HVAdam: A Full-Dimension Adaptive Optimizer
Yiheng Zhang, Shaowu Wu, Yuanzhuo Xu, Jiajun Wu, Shang Xu, Steve Drew, Xiaoguang Niu
TL;DR
The paper identifies adaptivity in pre-conditioners as a key factor limiting generalization for adaptive optimizers in valley-like landscapes. It proposes HVAdam, a full-dimension adaptive optimizer that uses a hidden vector to capture invariant gradient trends, plus a restart strategy and a noise-aware preconditioning scheme. The authors provide convergence guarantees for both convex and non-convex settings and demonstrate substantial empirical improvements across image classification, NLP, and GAN tasks. The results suggest adaptivity can be tuned to bridge classical SGD and Adam behavior, offering a unified framework that outperforms existing optimizers.
Abstract
Adaptive optimizers such as Adam have achieved great success in training large-scale models like large language models and diffusion models. However, they often generalize worse than non-adaptive methods, such as SGD on classical architectures like CNNs. We identify a key cause of this performance gap: adaptivity in pre-conditioners, which limits the optimizer's ability to adapt to diverse optimization landscapes. To address this, we propose Anon (Adaptivity Non-restricted Optimizer with Novel convergence technique), a novel optimizer with continuously tunable adaptivity , allowing it to interpolate between SGD-like and Adam-like behaviors and even extrapolate beyond both. To ensure convergence across the entire adaptivity spectrum, we introduce incremental delay update (IDU), a novel mechanism that is more flexible than AMSGrad's hard max-tracking strategy and enhances robustness to gradient noise.
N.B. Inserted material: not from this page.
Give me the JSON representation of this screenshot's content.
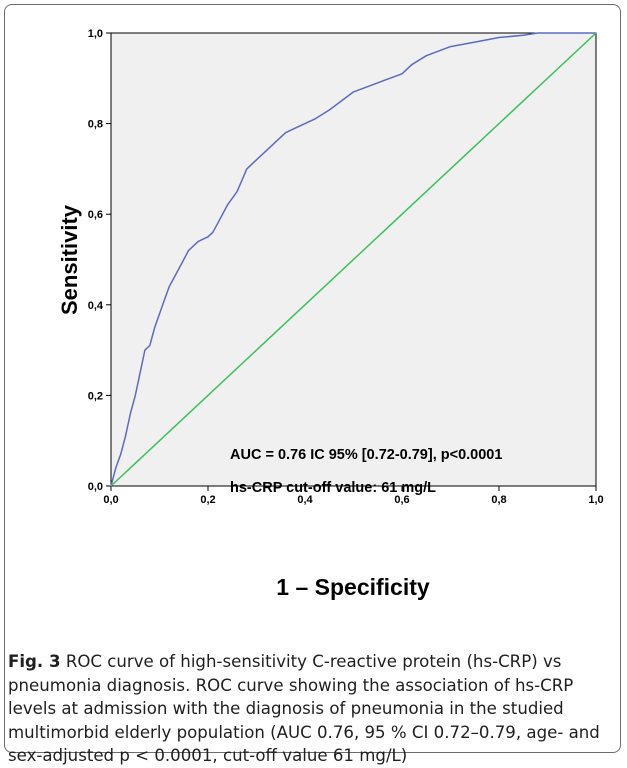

We theoretically establish convergence guarantees under both convex and non-convex settings. Empirically, Anon consistently outperforms state-of-the-art optimizers on representative image classification, diffusion, and language modeling tasks. These results demonstrate that adaptivity can serve as a valuable tunable design principle, and Anon provides the first unified and reliable framework capable of bridging the gap between classical and modern optimizers and surpassing their advantageous properties.